Jill Williamson passes her PhD viva with flying colours

Tissue Repair student Jill Williamson successfully defends PhD thesis without receiving corrections.

Many congratulations to Jill Williamson on this extraordinary achievement. 

Jill did her PhD research in the lab of Prof Dave Lyons at the Centre for Discovery Brain Sciences, where she worked on remyelination using zebrafish as model organism.

Myelination is essential for normal nervous system development and function, and disruption of the myelin sheath and associated axons is associated with many human diseases, including Multiple Sclerosis (MS).

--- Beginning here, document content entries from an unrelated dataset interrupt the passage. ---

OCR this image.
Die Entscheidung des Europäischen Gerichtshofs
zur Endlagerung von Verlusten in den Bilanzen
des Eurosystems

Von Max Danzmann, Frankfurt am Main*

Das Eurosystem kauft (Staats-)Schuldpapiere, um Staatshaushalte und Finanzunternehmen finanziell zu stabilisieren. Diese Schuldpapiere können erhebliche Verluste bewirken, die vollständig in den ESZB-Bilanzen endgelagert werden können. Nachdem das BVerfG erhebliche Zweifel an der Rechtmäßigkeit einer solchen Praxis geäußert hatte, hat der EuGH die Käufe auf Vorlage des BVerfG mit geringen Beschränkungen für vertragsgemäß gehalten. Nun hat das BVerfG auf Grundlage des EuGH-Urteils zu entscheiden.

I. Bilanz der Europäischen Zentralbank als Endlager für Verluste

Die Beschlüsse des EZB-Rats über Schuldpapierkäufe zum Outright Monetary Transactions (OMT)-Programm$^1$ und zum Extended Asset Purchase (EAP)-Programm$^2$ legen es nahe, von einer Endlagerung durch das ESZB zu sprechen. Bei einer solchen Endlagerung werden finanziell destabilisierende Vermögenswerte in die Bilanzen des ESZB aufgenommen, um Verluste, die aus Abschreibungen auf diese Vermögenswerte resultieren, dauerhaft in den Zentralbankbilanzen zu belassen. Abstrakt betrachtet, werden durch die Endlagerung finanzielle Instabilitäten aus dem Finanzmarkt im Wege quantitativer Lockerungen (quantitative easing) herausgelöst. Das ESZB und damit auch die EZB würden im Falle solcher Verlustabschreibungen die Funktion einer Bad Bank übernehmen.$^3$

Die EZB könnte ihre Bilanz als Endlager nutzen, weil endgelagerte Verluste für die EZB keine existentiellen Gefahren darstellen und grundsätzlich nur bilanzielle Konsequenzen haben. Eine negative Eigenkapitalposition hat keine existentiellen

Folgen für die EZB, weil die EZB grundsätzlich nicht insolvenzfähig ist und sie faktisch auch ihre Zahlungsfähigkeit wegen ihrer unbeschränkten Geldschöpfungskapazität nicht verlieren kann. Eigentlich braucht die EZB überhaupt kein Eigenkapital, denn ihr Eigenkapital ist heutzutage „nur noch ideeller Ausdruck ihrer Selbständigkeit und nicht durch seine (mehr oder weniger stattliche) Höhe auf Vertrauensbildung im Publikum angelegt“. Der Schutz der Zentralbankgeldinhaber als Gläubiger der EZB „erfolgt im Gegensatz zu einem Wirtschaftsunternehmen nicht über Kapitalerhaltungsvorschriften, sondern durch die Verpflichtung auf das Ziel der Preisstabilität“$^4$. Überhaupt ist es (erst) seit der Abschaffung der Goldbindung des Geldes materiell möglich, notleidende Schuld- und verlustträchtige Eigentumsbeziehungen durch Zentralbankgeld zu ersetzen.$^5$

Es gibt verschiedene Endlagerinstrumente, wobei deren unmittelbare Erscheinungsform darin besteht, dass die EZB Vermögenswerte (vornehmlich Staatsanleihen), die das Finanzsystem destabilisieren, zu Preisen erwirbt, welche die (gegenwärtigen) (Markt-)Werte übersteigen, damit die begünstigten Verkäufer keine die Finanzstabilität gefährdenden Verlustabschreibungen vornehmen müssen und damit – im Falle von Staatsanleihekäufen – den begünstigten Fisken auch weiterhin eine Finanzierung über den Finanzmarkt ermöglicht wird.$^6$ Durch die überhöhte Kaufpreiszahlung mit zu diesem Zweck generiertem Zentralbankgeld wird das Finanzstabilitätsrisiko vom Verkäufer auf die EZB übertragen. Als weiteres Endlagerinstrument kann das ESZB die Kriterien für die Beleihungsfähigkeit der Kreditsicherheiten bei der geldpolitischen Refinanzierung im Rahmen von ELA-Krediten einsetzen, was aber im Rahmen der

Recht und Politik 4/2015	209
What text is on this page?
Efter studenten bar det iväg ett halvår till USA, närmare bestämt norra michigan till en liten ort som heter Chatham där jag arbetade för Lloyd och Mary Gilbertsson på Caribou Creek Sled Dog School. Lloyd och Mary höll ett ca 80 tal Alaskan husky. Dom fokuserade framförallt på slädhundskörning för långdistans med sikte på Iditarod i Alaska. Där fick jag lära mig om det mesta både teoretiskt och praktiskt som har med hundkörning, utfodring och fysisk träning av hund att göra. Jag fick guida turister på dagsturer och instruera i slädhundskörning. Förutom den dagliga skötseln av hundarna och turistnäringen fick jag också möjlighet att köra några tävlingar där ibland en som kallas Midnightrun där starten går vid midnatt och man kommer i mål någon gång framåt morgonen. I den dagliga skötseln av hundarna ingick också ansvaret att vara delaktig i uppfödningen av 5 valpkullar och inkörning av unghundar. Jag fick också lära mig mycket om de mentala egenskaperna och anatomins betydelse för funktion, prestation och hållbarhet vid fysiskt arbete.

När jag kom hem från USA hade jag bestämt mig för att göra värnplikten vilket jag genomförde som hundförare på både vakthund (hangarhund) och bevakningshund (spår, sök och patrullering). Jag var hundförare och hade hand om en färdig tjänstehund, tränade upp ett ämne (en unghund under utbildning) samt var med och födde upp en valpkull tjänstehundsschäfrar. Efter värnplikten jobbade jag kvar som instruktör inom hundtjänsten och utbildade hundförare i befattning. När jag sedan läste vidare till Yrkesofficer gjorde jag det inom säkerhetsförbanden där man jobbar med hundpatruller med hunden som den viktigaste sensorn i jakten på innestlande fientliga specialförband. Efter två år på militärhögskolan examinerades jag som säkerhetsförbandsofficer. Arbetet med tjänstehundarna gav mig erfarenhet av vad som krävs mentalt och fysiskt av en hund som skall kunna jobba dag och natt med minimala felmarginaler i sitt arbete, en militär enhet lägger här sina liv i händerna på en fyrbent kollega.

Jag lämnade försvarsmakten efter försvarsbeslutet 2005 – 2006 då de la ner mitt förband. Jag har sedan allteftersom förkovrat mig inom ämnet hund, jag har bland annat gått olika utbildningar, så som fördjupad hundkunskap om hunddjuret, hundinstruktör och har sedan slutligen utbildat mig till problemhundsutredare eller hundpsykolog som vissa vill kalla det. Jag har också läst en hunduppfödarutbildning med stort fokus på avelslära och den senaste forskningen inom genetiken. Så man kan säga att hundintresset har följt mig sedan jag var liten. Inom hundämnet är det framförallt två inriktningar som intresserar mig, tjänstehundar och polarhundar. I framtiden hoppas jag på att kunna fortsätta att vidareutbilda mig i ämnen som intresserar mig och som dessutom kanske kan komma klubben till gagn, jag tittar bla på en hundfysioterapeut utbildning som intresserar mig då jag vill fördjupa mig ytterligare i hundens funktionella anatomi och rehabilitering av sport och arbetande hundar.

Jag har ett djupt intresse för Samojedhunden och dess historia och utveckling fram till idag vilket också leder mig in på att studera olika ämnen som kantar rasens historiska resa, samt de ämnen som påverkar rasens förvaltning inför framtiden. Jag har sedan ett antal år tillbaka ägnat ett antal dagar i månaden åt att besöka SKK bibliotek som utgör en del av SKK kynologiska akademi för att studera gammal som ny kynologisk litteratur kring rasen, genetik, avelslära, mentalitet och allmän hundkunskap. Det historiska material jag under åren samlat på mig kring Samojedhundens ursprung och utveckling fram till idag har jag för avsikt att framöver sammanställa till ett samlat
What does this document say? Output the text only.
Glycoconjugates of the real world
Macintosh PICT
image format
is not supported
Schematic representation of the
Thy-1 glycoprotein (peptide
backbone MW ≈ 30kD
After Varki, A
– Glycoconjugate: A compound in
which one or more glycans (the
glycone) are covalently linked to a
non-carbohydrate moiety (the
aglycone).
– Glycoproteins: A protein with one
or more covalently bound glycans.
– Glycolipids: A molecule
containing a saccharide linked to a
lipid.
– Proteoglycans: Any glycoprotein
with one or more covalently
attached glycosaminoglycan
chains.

Jill's PhD project aimed to determine whether distinct neuron subtypes exhibit differences in how they regulate their myelination and remyelination. Jill was using zebrafish as a research model to follow the myelination of individual axons in real time, and performed manipulations on neuronal activity to see how this affects the myelination of individual axons. During her studies she compared distinct neuron subtypes to determine whether there are differences in how certain neurons use their electrical activity to regulate their myelination throughout life to gain a fuller understanding of how dynamic regulation of myelin affects lifelong circuit function.

To date, Jill's research has contributed to 4 publications, including 2 first author papers.


Publications by Jill Williamson


Almeida RG, Pan S, Cole KLH, Williamson JM, Early JJ, Czopka T, Klingseisen A, Chan JR, Lyons DA. (2018) Myelination of Neuronal Cell Bodies when Myelin Supply Exceeds Axonal Demand. Curr Biol. 28(8):1296-1305.e5.

Early JJ, Cole KL, Williamson JM, Swire M, Kamadurai H, Muskavitch M, Lyons DA. (2018) An automated high-resolution in vivo screen in zebrafish to identify chemical regulators of myelination. Elife. 7. pii: e35136.

Williamson JM, Lyons DA. (2018) Myelin Dynamics Throughout Life: An Ever-Changing Landscape? Front Cell Neurosci ;12:424. 

Williamson JM, Lyons DA, Almeida RG.Manipulating. (2019) Manipulating Neuronal Activity in the Developing Zebrafish Spinal Cord to Investigate Adaptive Myelination. Methods Mol Biol.;1936:211-225.